Several pharmacies said one reason to get the vaccine early is that some locations occasionally run out of vaccine during flu outbreaks, but health officials say such shortages are unlikely this year.
Dr. Anwer Siddiqui, medical director of infectious diseases at Atrium Medical Center, said in his 15 years, there were the most hospitalizations due to the influenza last year, though he didn’t know the exact number. He doesn’t expect many problems this year.
“We are prepared,” said Siddiqui, who added he hasn’t seen any flu activity this year.
Those who are considering flu shots will have four options, said Jenny Bailer, nursing director for the Butler County Board of Health.

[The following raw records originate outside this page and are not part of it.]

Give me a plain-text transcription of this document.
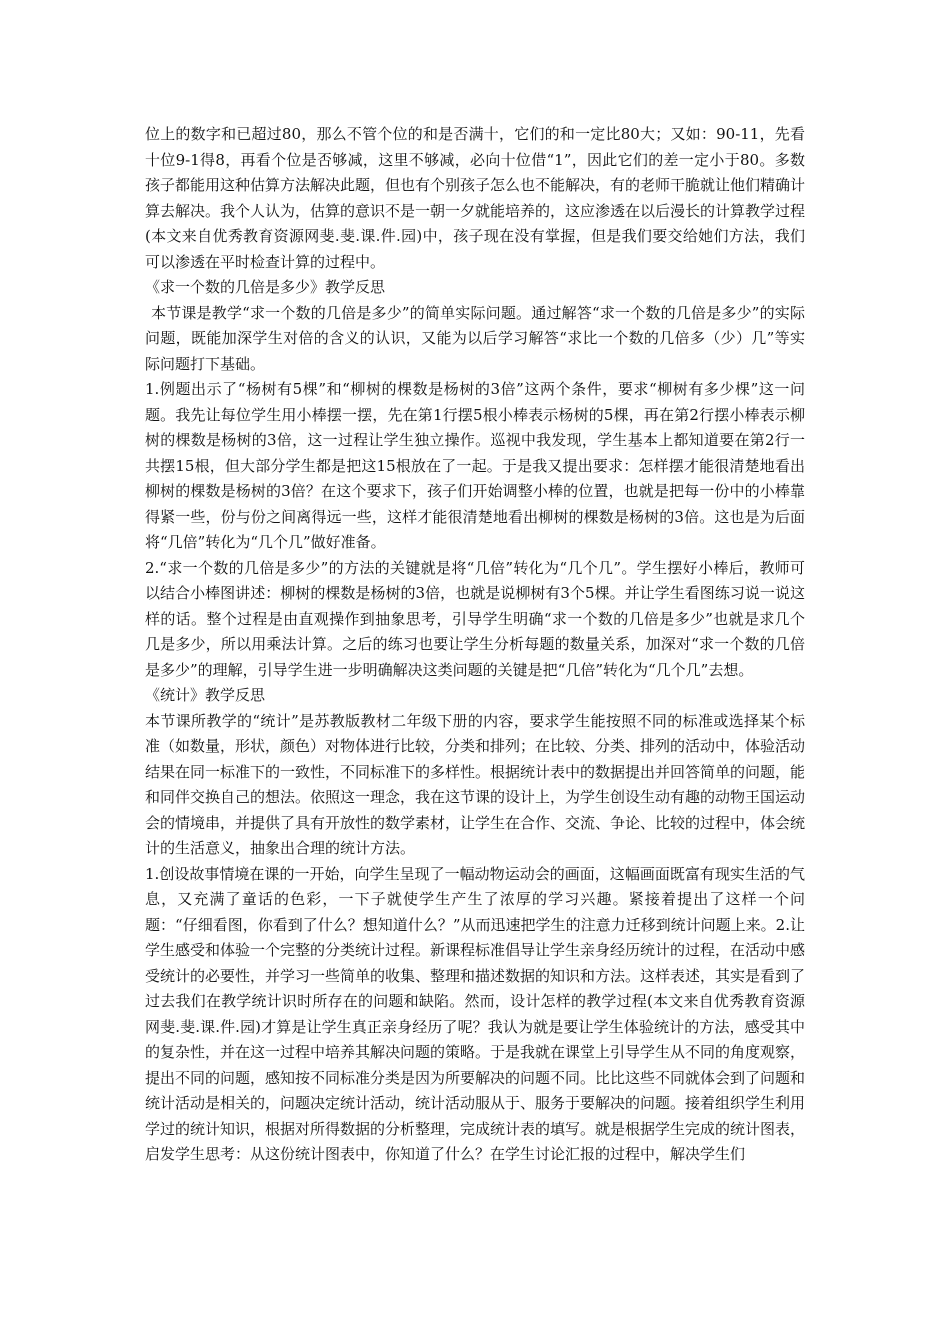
位上的数字和已超过80，那么不管个位的和是否满十，它们的和一定比80大；又如：90-11，先看十位9-1得8，再看个位是否够减，这里不够减，必向十位借“1”，因此它们的差一定小于80。多数孩子都能用这种估算方法解决此题，但也有个别孩子怎么也不能解决，有的老师干脆就让他们精确计算去解决。我个人认为，估算的意识不是一朝一夕就能培养的，这应渗透在以后漫长的计算教学过程(本文来自优秀教育资源网斐.斐.课.件.园)中，孩子现在没有掌握，但是我们要交给她们方法，我们可以渗透在平时检查计算的过程中。

《求一个数的几倍是多少》教学反思

本节课是教学“求一个数的几倍是多少”的简单实际问题。通过解答“求一个数的几倍是多少”的实际问题，既能加深学生对倍的含义的认识，又能为以后学习解答“求比一个数的几倍多（少）几”等实际问题打下基础。

1.例题出示了“杨树有5棵”和“柳树的棵数是杨树的3倍”这两个条件，要求“柳树有多少棵”这一问题。我先让每位学生用小棒摆一摆，先在第1行摆5根小棒表示杨树的5棵，再在第2行摆小棒表示柳树的棵数是杨树的3倍，这一过程让学生独立操作。巡视中我发现，学生基本上都知道要在第2行一共摆15根，但大部分学生都是把这15根放在了一起。于是我又提出要求：怎样摆才能很清楚地看出柳树的棵数是杨树的3倍？在这个要求下，孩子们开始调整小棒的位置，也就是把每一份中的小棒靠得紧一些，份与份之间离得远一些，这样才能很清楚地看出柳树的棵数是杨树的3倍。这也是为后面将“几倍”转化为“几个几”做好准备。

2.“求一个数的几倍是多少”的方法的关键就是将“几倍”转化为“几个几”。学生摆好小棒后，教师可以结合小棒图讲述：柳树的棵数是杨树的3倍，也就是说柳树有3个5棵。并让学生看图练习说一说这样的话。整个过程是由直观操作到抽象思考，引导学生明确“求一个数的几倍是多少”也就是求几个几是多少，所以用乘法计算。之后的练习也要让学生分析每题的数量关系，加深对“求一个数的几倍是多少”的理解，引导学生进一步明确解决这类问题的关键是把“几倍”转化为“几个几”去想。

《统计》教学反思

本节课所教学的“统计”是苏教版教材二年级下册的内容，要求学生能按照不同的标准或选择某个标准（如数量，形状，颜色）对物体进行比较，分类和排列；在比较、分类、排列的活动中，体验活动结果在同一标准下的一致性，不同标准下的多样性。根据统计表中的数据提出并回答简单的问题，能和同伴交换自己的想法。依照这一理念，我在这节课的设计上，为学生创设生动有趣的动物王国运动会的情境串，并提供了具有开放性的数学素材，让学生在合作、交流、争论、比较的过程中，体会统计的生活意义，抽象出合理的统计方法。

1.创设故事情境在课的一开始，向学生呈现了一幅动物运动会的画面，这幅画面既富有现实生活的气息，又充满了童话的色彩，一下子就使学生产生了浓厚的学习兴趣。紧接着提出了这样一个问题：“仔细看图，你看到了什么？想知道什么？”从而迅速把学生的注意力迁移到统计问题上来。2.让学生感受和体验一个完整的分类统计过程。新课程标准倡导让学生亲身经历统计的过程，在活动中感受统计的必要性，并学习一些简单的收集、整理和描述数据的知识和方法。这样表述，其实是看到了过去我们在教学统计识时所存在的问题和缺陷。然而，设计怎样的教学过程(本文来自优秀教育资源网斐.斐.课.件.园)才算是让学生真正亲身经历了呢？我认为就是要让学生体验统计的方法，感受其中的复杂性，并在这一过程中培养其解决问题的策略。于是我就在课堂上引导学生从不同的角度观察，提出不同的问题，感知按不同标准分类是因为所要解决的问题不同。比比这些不同就体会到了问题和统计活动是相关的，问题决定统计活动，统计活动服从于、服务于要解决的问题。接着组织学生利用学过的统计知识，根据对所得数据的分析整理，完成统计表的填写。就是根据学生完成的统计图表，启发学生思考：从这份统计图表中，你知道了什么？在学生讨论汇报的过程中，解决学生们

Those are: traditional, jet injections with air instead of needles, intro-dermal with smaller needles and nasal spray. She said residents who are 65 and older should get a higher dose of flu shot because their immune systems may need “a jolt.”
She said the batch of flu shots will be “new and improved” over last year’s.
So far, she said, one Butler County resident has been hospitalized because of the flu and that occurred in September.
Dr. Mary DiOrio, medical director for the Ohio Department of Health, said there “is plenty of vaccine to go around,” noting that manufacturers have projected they will provide between 171 million and 179 million doses of vaccines for the U.S. market this season.
DiOrio said the main reason to get the flu shot early is that it takes about two weeks after getting the vaccine for antibodies to develop in the body and provide protection.
So far, no cases have been confirmed in the Miami Valley, but statewide “we’ve been seeing a little bit of flu all summer,” DiOrio said.
“We’ll start monitoring (flu cases) actively at the beginning of October because that’s usually when your flu season starts,” she said. “Flu is unpredictable, and we’ll just have to see what happens.”
Alicia Habermehl, health educator with the Warren County Health Department, said people should get their flu shots as soon as they’re available. The cost there is $25. Most insurances are accepted and appointments are needed, she said.
The Butler County Health Department is offering flu shots to adults for $25, or $45 for those ages 65 and older.
Jackie Phillips, health director for the City of Middletown, also recommended residents get vaccinated beginning in October so they will be fully immune before the holidays when they’re typically around more people.
DiOrio said this year’s flu shot should be effective against the most common flu strains. One shot contains two A strains — considered the most severe flu virus — and one B strain. Another shot has two of each, otherwise known as a quadrivalent vaccine because it protects against four different types of flu virus.
“The vaccine this year will cover different strains of flu than the one last year,” DiOrio said. “We’re optimistic that it’s going to be a good match.”
More people tested positive for the flu during the 2014-2015 season than the previous season, in part, because last year’s flu shot — which was only about 13 percent effective — didn’t fully protect against a mutated strain that emerged after the flu season started, according to the Centers for Disease Control and Prevention.
This season’s vaccine contains the mutated H3N2 strain as well as other strains expected to dominate this winter and should be 50 percent to 60 percent effective, as it is in most years, the CDC said.
The CDC recommends everyone 6 months or older get the vaccine annually.